Questo il post pubblicato sulla sua pagina Facebook dal Consigliere regionale Maria Luigia Iodice:
"Crisi Energetica, arriva il contributo della Regione in favore dei comuni campani con popolazione inferiore ai 5mila abitanti per la promozione della costituzione di 'Comunità Energetiche' rinnovabili e solidali"
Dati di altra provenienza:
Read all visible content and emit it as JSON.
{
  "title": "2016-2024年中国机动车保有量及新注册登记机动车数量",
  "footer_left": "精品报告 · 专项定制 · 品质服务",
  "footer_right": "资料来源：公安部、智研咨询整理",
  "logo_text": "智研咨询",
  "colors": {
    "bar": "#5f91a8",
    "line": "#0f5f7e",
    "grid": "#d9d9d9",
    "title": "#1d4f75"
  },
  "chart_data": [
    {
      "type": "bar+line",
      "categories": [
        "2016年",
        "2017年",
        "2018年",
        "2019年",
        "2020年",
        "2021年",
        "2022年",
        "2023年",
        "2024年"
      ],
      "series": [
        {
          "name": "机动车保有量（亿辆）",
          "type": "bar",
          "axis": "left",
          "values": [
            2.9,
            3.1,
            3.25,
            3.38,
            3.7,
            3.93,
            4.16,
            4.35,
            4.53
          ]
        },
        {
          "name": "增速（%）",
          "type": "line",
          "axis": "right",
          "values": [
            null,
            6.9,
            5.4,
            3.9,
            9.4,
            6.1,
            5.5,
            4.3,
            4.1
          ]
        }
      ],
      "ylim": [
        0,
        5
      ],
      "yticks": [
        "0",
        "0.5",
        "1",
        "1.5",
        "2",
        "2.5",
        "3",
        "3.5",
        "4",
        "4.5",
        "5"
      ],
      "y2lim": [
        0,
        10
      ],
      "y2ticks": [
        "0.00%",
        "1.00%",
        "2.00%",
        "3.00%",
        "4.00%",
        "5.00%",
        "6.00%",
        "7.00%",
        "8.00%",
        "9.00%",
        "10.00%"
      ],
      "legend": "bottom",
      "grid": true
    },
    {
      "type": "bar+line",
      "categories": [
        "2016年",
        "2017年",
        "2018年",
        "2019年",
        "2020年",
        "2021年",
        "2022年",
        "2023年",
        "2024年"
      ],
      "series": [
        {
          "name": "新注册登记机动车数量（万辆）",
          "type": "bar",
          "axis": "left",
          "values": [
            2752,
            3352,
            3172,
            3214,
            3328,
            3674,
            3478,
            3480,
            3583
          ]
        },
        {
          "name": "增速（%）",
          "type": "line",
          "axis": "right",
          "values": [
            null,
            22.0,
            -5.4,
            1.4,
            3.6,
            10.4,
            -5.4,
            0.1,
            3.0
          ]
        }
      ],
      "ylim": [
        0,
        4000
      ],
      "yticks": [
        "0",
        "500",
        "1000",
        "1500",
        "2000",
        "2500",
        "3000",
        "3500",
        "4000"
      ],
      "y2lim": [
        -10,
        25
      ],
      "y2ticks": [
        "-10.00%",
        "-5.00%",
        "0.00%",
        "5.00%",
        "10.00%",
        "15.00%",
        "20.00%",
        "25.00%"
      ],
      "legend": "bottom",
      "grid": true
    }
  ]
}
Le Comunità energetiche sono composte da un insieme di soggetti (enti, imprese, consumatori etc.) che condividono energia rinnovabile e pulita, in uno scambio tra pari. Le Comunità energetiche, introdotte con la Direttiva UE n. 2018/2001, rappresentano un modello innovativo per la produzione - si legge nel post - la distribuzione e il consumo di energia proveniente da fonti rinnovabili. Questo modello fonda i suoi valori sulla lotta allo spreco energetico e sulla condivisione dell’energia prodotta apportando l’obiettivo primario di fornire benefici ambientali, economici e sociali alla comunità stessa e ai suoi partecipanti. Le Comunità energetiche rinnovabili usufruiscono, inoltre, anche di un sistema incentivante previsto dalla normativa attuale e riconosciuta dal GSE - prosegue nel post - per un periodo di 20 anni dall’attivazione della configurazione energetica comportando un risparmio in bolletta e la valorizzazione dell’energia prodotta. La Regione Campania, nell’ambito della programmazione degli interventi per azioni atte a favorire la diminuzione dei costi legati alla domanda energetica, il miglioramento della competitività e la riduzione delle emissioni - si legge ancora - di gas ad effetto serra, ha approvato l’Avviso rivolto ai Comuni campani con popolazione inferiore ai 5.000 abitanti per la promozione delle Comunità Energetiche Solidali e Rinnovabili in Campania. La Regione Campania con tale intervento, cui è prevista la dotazione finanziaria di € 1.000.000,00, si rivolge a quest’ultimi al fine di farsi promotori per la costituzione delle Comunità Energetiche Rinnovabili - prosegue ancora il post - e Solidali. Si tratta di una procedura a sportello cui potranno partecipare i Comuni campani con popolazione inferiore a 5.000 abitanti e a cui sarà corrisposto un contributo massimo di € 8.000,00".